Dengan singkat Mitos itu dapat dikisahkan sebagai berikut: Seorang anak mantu pada malam hari mencuri makanan ubi-ubian dari kebun mertuanya. Ibu mertuanya merasa heran atas hilangnya ubi di kebunnya. Kemudian ibu mertuanya menyihir tanaman dan mengguna-gunai ubi-ubian di kebunnya. Pada malam berikutnya anak mantu itu masuk lagi kekebun dan mencuri ubi-ubian, ketika ia mencuri, kemudian hal aneh terjadi pada dirinya, ia terkena sihir dan berperilaku seperti babi dan masuk ke dalam perangkap babi yang telah dipasang di kebun itu. Orang-orang di kampung bermaksud membebaskannya dari perangkap, tetapi ia tidak mau ke luar. Ia justru memohon kepada orang-orang untuk membawa semua makanan (barang) yang sebenarnya hanya dibutuhkan seekor babi. Kemudian dia menyuruh orang memanah dia dan membagi tubuhanya menjadi dua bagian. Bagian belakang boleh dimakan oleh wanita. Sedangkan bagian depan harus dimakan oleh pria-pria di suatu tempat sakral yang ditunjuk. Kemudian orang kampung menangkanya dan memvawanya ke tempat yang dimaksud. Sesampai di tempat sakral, kemudian tubuhnya disembelih, dan dipotong-potong, tetapi kepala babi sakral tersebut masih dapat berbicara. Dia mengatur suatu pola hidup yang khusus bagi para penganut aliran kepercayaannya.
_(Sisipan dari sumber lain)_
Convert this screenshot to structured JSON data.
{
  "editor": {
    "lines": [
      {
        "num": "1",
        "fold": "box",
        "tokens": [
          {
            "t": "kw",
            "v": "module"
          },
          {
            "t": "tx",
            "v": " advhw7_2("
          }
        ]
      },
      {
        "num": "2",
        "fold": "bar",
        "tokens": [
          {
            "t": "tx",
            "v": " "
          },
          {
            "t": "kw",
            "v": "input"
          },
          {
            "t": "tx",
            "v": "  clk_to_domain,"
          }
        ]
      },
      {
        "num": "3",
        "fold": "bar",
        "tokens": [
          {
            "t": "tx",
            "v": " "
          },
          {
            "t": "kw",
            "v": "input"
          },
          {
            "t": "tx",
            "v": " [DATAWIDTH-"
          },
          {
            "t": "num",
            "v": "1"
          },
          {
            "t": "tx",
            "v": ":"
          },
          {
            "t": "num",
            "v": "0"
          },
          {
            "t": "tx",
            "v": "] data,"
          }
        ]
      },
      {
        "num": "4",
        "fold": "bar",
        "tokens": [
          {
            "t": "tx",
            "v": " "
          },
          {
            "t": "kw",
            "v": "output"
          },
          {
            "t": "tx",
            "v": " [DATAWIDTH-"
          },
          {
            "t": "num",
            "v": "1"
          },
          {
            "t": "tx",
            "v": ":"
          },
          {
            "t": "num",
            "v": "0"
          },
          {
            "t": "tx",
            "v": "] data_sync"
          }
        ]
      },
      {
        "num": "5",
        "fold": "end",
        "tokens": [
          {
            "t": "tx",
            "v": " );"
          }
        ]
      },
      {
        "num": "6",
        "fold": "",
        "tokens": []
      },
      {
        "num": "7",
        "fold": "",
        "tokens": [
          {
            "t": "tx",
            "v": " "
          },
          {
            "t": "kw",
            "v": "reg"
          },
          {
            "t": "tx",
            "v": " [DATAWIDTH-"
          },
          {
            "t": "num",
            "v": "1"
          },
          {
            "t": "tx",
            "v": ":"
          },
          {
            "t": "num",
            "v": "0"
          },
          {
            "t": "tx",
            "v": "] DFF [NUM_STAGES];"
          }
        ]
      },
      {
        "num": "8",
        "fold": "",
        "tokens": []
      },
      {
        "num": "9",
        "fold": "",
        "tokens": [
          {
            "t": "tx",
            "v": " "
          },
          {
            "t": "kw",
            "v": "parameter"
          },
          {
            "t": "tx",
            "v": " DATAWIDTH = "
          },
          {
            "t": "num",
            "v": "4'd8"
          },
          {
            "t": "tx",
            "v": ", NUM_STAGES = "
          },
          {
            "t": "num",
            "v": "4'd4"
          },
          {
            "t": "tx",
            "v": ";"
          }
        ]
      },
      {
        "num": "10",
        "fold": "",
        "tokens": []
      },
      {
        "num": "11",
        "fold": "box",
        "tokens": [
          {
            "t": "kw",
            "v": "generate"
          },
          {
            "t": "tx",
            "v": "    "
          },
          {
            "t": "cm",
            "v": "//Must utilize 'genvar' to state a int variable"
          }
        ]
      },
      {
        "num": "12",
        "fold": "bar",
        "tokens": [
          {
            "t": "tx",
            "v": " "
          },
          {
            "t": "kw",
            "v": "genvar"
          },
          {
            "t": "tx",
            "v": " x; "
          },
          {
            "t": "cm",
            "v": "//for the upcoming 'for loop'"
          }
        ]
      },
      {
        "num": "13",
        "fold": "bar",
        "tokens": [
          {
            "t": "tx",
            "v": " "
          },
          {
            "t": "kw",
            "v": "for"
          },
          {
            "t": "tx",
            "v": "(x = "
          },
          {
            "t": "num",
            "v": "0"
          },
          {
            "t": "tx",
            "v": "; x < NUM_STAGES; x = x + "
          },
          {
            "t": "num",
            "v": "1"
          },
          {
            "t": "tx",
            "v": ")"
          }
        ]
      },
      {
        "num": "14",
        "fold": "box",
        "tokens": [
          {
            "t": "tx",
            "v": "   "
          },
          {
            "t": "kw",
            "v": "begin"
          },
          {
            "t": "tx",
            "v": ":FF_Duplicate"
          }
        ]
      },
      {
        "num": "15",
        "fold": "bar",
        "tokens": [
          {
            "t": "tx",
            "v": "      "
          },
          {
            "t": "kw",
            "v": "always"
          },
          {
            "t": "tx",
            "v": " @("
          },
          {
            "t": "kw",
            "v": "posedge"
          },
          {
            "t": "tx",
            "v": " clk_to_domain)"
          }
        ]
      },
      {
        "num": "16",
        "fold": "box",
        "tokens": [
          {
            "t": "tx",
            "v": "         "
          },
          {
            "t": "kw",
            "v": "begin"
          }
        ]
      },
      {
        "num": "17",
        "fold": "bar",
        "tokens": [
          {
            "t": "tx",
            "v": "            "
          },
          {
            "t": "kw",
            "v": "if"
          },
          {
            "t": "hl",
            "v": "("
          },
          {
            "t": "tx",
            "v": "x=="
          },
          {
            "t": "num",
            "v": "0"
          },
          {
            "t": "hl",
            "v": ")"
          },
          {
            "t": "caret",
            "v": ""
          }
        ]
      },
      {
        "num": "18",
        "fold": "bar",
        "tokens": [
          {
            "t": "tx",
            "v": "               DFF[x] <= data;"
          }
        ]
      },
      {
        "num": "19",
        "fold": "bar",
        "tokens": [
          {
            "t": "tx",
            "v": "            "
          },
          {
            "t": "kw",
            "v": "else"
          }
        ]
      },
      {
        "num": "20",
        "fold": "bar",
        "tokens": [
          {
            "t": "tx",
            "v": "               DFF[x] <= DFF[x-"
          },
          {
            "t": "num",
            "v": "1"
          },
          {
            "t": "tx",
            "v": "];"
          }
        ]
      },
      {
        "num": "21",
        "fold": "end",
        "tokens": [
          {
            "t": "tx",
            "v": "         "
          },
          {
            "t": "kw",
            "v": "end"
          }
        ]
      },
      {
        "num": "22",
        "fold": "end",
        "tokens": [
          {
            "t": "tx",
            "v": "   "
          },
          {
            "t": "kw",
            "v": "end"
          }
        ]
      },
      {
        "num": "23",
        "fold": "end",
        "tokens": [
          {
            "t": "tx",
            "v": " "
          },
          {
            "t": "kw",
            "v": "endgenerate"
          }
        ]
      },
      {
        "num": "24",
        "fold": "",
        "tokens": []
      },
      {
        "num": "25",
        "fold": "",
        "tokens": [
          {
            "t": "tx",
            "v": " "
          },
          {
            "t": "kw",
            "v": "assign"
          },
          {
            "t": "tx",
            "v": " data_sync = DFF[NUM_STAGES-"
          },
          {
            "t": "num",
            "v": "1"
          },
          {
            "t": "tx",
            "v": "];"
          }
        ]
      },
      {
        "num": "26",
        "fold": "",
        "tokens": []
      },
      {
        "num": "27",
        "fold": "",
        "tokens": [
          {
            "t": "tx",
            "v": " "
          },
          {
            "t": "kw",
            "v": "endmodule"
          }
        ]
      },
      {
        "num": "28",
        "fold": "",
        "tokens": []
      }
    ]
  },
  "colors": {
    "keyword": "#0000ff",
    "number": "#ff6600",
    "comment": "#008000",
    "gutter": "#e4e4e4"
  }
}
Memang sulit sekali memperoleh keterangan dari orang Muyu sendiri tentang arti dongeng itu. Keterangan yang cocok dengan karakter orang Muyu sendiri lalah, bahwa babi pemali itu yang masuk dalam situasi darurat dengan sadar dan tekun menerima nasib yang tertimpa atasnya. mereka menerima secara konsekuen akibat perbuatannya sendiri. Anak mantu yang mencuri makanan, disihir, dan masuk kedalam perangkap serta menerima putusan dibunuh dan dimakan. Sikap ini, menunjukkan sikap untuk berani menerima dan bertanggungjawab atas perbuatan yang ditimbulkan oleh kelakuan sendiri, dan bersedia menerima hukuman yang ditimpakan kepadanya. Dengan sikap demikian (sama halnya) memberi kepada anak mantu itu hak dan kemampuan mengatur pola hidup manusia dengan membuat peraturan, tabu dan pantangnya untuk orang yang rela menurut sikap dasar itu.
Sikap itu adalah sikap seorang yang pantang mundur sesudah menangani suatu usaha berkebun, memelihara babi, berdagang, mengatur perkawinan, menuntut pembayaran hutang. Manusia yang menghayati sikap demikian, juga dalam situasihidup yang suram dan sulit akan berhasil dan menang, la dapat mengurus suatu pasar babi dan dengan demikian akan menjadi kaya (memiliki banyak uang siput) dan dalam kekayaannya menjadi maha kuasa atas urusan hidup dan mati bagi orang di sekitarnya. Kekayaan, akan menjamin partisipasinya dalam daya kosmis.
Suku lain dalam kelompok ini adalah suku Dani yang mendiami lembah Balim, lembah yang subur di pegunungan Jayawijaya. Penghuni lembah itu disebut suku bangsa Dani. Beberapa pria dengan isteri (sering poligami) dan anak-anak, membentuk suatu unit pemukiman yang terdiri dari rumah (=Honai) laki-laki, rumah-rumah isteri dengan anak. Jumlah rumahnya sering tidak lebih dari dua atau tiga, dilengkapi dengan sebuah dapur umum dan sebuah kandang babi umum.
Tiap unit dikelilingi pagar. Sejumlah keluarga memiliki satu kebun besar bersama, yang dipagari. Beberapa unit keluarga membentuk suatu desa, beberapa desa membentuk satu konfederasi yang merupakan suatu kesatuan perang.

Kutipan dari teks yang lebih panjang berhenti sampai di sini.